Fishtown pizza truck, cruising the neighborhood for 50 years, rings a bell to draw customers
That bell is not the Mister Softee truck.

North of Northern Liberties, the intermittent clanging of a tinny firehouse bell is a sound familiar to many. But it doesn't signal a blaze requiring immediate attention. There, the ring means one thing: The pizza truck is coming your way.
A roving staple of the River Wards for more than 50 years, this boxy, boisterous slice-dispensing truck is an institution in this part of town, an outlier untouched by the pull of the new-wave mobile-food culture. It's not wrapped in loud graphics; it doesn't work college-campus or music-festival circuits. Instead, it operates more like Mister Softee, its bell ringing as it tools around Fishtown's knitted, narrow blocks, stopping at corners to dispense water ice, milk shakes, and carnival-style pizza baked onboard.
You always hear the truck coming, but you can often see it, too, thanks to the pulsating neon lights that encircle the top like a kaleidoscopic crown. It's an attention-grabbing feature nearly as colorful as the pizza truck's proprietor, pilot, and primary marketer, Dieter Neumann.
Neumann, 48, began operating the pizza truck in the early '90s, but it has always been in his family. The tradition began in the '60s with Lou Monticello, Neumann's uncle. Dinging that distinctive bell to announce his presence, he'd feed any Fishtowner quick enough to catch him - slices, sodas, and funnel cakes, plus only-in-Philly curiosities like pizza pretzels and "radio balls," gelati made with hand-dipped ice cream instead of soft-serve.
When Monticello moved to Myrtle Beach to open a stationary pizza shop, he sold the truck to a neighbor, but the new owner "just didn't have the knack." The chance to buy the business arose, and Neumann, who was working as a warehouse supervisor in North Philadelphia, figured he'd give it a try.
He had the knack. Neumann's a natural talker who remembers names and faces, and his personality translated perfectly to the pizza-truck model. A little affability goes a long way in this type of hustle, where ground covered dictates money made. "We're not sitting there, you coming to us," he says. "We're coming to you."
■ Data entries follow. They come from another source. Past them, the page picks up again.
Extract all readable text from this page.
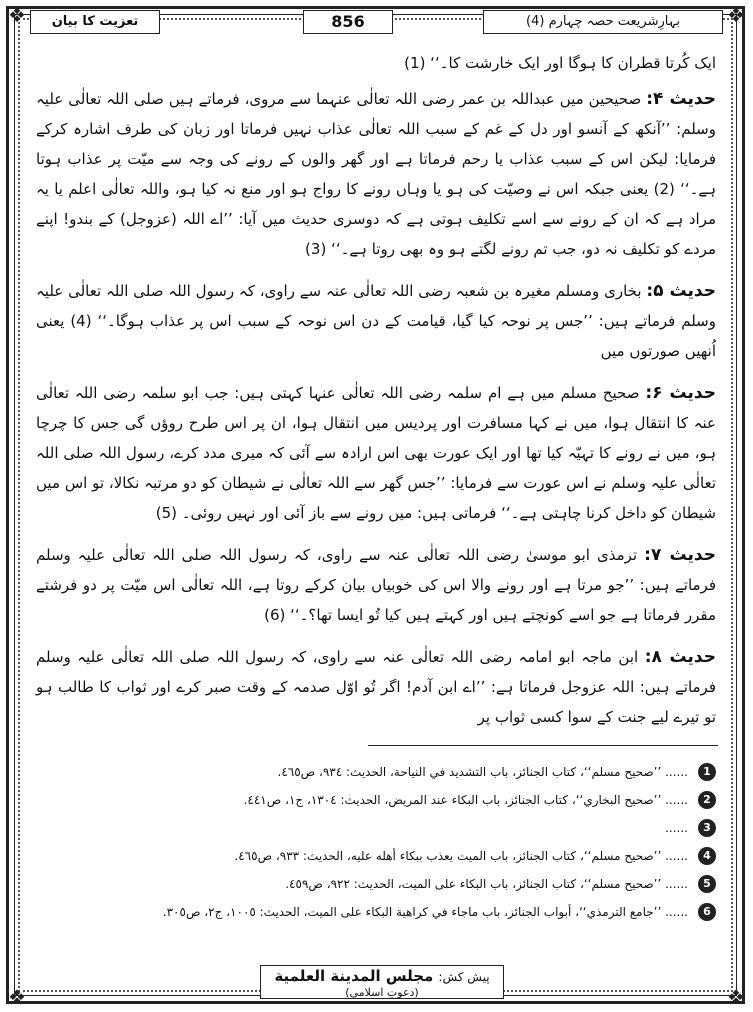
❖	❖
❖	❖
بہارِشریعت حصہ چہارم (4)
856
تعزیت کا بیان

ایک کُرتا قطران کا ہوگا اور ایک خارشت کا۔‘‘ (1)

حدیث ۴: صحیحین میں عبداللہ بن عمر رضی اللہ تعالٰی عنہما سے مروی، فرماتے ہیں صلی اللہ تعالٰی علیہ وسلم: ’’آنکھ کے آنسو اور دل کے غم کے سبب اللہ تعالٰی عذاب نہیں فرماتا اور زبان کی طرف اشارہ کرکے فرمایا: لیکن اس کے سبب عذاب یا رحم فرماتا ہے اور گھر والوں کے رونے کی وجہ سے میّت پر عذاب ہوتا ہے۔‘‘ (2) یعنی جبکہ اس نے وصیّت کی ہو یا وہاں رونے کا رواج ہو اور منع نہ کیا ہو، واللہ تعالٰی اعلم یا یہ مراد ہے کہ ان کے رونے سے اسے تکلیف ہوتی ہے کہ دوسری حدیث میں آیا: ’’اے اللہ (عزوجل) کے بندو! اپنے مردے کو تکلیف نہ دو، جب تم رونے لگتے ہو وہ بھی روتا ہے۔‘‘ (3)

حدیث ۵: بخاری ومسلم مغیرہ بن شعبہ رضی اللہ تعالٰی عنہ سے راوی، کہ رسول اللہ صلی اللہ تعالٰی علیہ وسلم فرماتے ہیں: ’’جس پر نوحہ کیا گیا، قیامت کے دن اس نوحہ کے سبب اس پر عذاب ہوگا۔‘‘ (4) یعنی اُنھیں صورتوں میں

حدیث ۶: صحیح مسلم میں ہے ام سلمہ رضی اللہ تعالٰی عنہا کہتی ہیں: جب ابو سلمہ رضی اللہ تعالٰی عنہ کا انتقال ہوا، میں نے کہا مسافرت اور پردیس میں انتقال ہوا، ان پر اس طرح روؤں گی جس کا چرچا ہو، میں نے رونے کا تہیّہ کیا تھا اور ایک عورت بھی اس ارادہ سے آئی کہ میری مدد کرے، رسول اللہ صلی اللہ تعالٰی علیہ وسلم نے اس عورت سے فرمایا: ’’جس گھر سے اللہ تعالٰی نے شیطان کو دو مرتبہ نکالا، تو اس میں شیطان کو داخل کرنا چاہتی ہے۔‘‘ فرماتی ہیں: میں رونے سے باز آئی اور نہیں روئی۔ (5)

حدیث ۷: ترمذی ابو موسیٰ رضی اللہ تعالٰی عنہ سے راوی، کہ رسول اللہ صلی اللہ تعالٰی علیہ وسلم فرماتے ہیں: ’’جو مرتا ہے اور رونے والا اس کی خوبیاں بیان کرکے روتا ہے، اللہ تعالٰی اس میّت پر دو فرشتے مقرر فرماتا ہے جو اسے کونچتے ہیں اور کہتے ہیں کیا تُو ایسا تھا؟۔‘‘ (6)

حدیث ۸: ابن ماجہ ابو امامہ رضی اللہ تعالٰی عنہ سے راوی، کہ رسول اللہ صلی اللہ تعالٰی علیہ وسلم فرماتے ہیں: اللہ عزوجل فرماتا ہے: ’’اے ابن آدم! اگر تُو اوّل صدمہ کے وقت صبر کرے اور ثواب کا طالب ہو تو تیرے لیے جنت کے سوا کسی ثواب پر

1
...... ’’صحيح مسلم‘‘، كتاب الجنائز، باب التشديد في النياحة، الحديث: ٩٣٤، ص٤٦٥.
2
...... ’’صحيح البخاري‘‘، كتاب الجنائز، باب البكاء عند المريض، الحديث: ١٣٠٤، ج١، ص٤٤١.
3
......
4
...... ’’صحيح مسلم‘‘، كتاب الجنائز، باب الميت يعذب ببكاء أهله عليه، الحديث: ٩٣٣، ص٤٦٥.
5
...... ’’صحيح مسلم‘‘، كتاب الجنائز، باب البكاء على الميت، الحديث: ٩٢٢، ص٤٥٩.
6
...... ’’جامع الترمذي‘‘، أبواب الجنائز، باب ماجاء في كراهية البكاء على الميت، الحديث: ١٠٠٥، ج٢، ص٣٠٥.
پیش کش: مجلس المدينة العلمية
(دعوتِ اسلامی)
He eventually swapped Uncle Lou's ride for his current rig, a converted bread truck equipped with a triple-decker oven and a freezer case. With slices going for just $1.50 a pop, vending is not Neumann's primary source of income. The truck runs only at night, and only on certain nights. During the day, Neumann operates two companies out of Bridesburg - one specializing in moving boxes and packaging supplies, the other providing industrial wiping materials.
Those businesses are his bread-and-butter. The pizza truck? "It's in my blood," says Neumann, who feels it keeps him abreast of what's going on. He's still plugged in to the network of families who knew him as a kid. "It's entertaining to get out there and see what's going on," says Neumann. "When I write my book, I'll have plenty of material."
Neumann is sharklike, nearly always on the move, but there are times when he parks up. Recently, he sold at a Soul Cruisers concert at Penn Treaty Park. Before that, he fed attendees of a fund-raiser for St. Laurentius Parish at Memphis and Berks, giving his childhood friend Joe Wickham a chance to pick up pies for contractors working on his house.
The truck has "been around here for so long, so that helps," says Wickham, who was the best man at Neumann's wedding, and vice versa. "Of course, he's sociable. Really too much."
When Helen Mullen, a well-known Fishtown matriarch, lost her husband last summer, Neumann pulled the truck up to her house unprompted to provide refreshments to well-wishers. "Dieter came up and took care of everybody," she says. Though appreciative, she provided some crucial feedback. "I think he should serve some alcohol, you know? With that pizza, you'd like a little glass of wine."
Lifelong Fishtown residents like these make up about 70 percent of the pizza truck's business. The other 30 percent, Neumann says, are new people - not all of whom grasp what the truck is all about. ("When I first lived in Fishtown," writes one Yelp reviewer, "it took me a while to figure out the origins of that bell that rang all the time.")
With the help of Neumann's tech-savvy college-age son, Dieter III, he has brought the truck at least halfway into modernity. He announces his schedule via Facebook, and customers in the comments section attempt to lure him to their corners in real time ("Ring the bell loud near Wilt and Gaul please").
One thing he hasn't changed is his core product. Though he has added a couple of new items to the menu over the years - his Yoo-hoo shake is a particular point of pride - the pizza, made with prefab dough shells, is the opposite of fancy. "We're a neighborhood delivery pizza business," says Neumann. "We're not gourmet. You're not going to get organic vegetables. That's not what we're about."
Neumann's core customers, and Fishtown in general, seem to appreciate his consistency. "It's a comforting thing to see it coming down the block," says A.J. Thomson, a lawyer who grew up in the area and still lives there. "Is it Pizzeria Beddia? No. But, guess what - when I'm coming home from work and he goes by, I know I'm getting four slices and two sodas."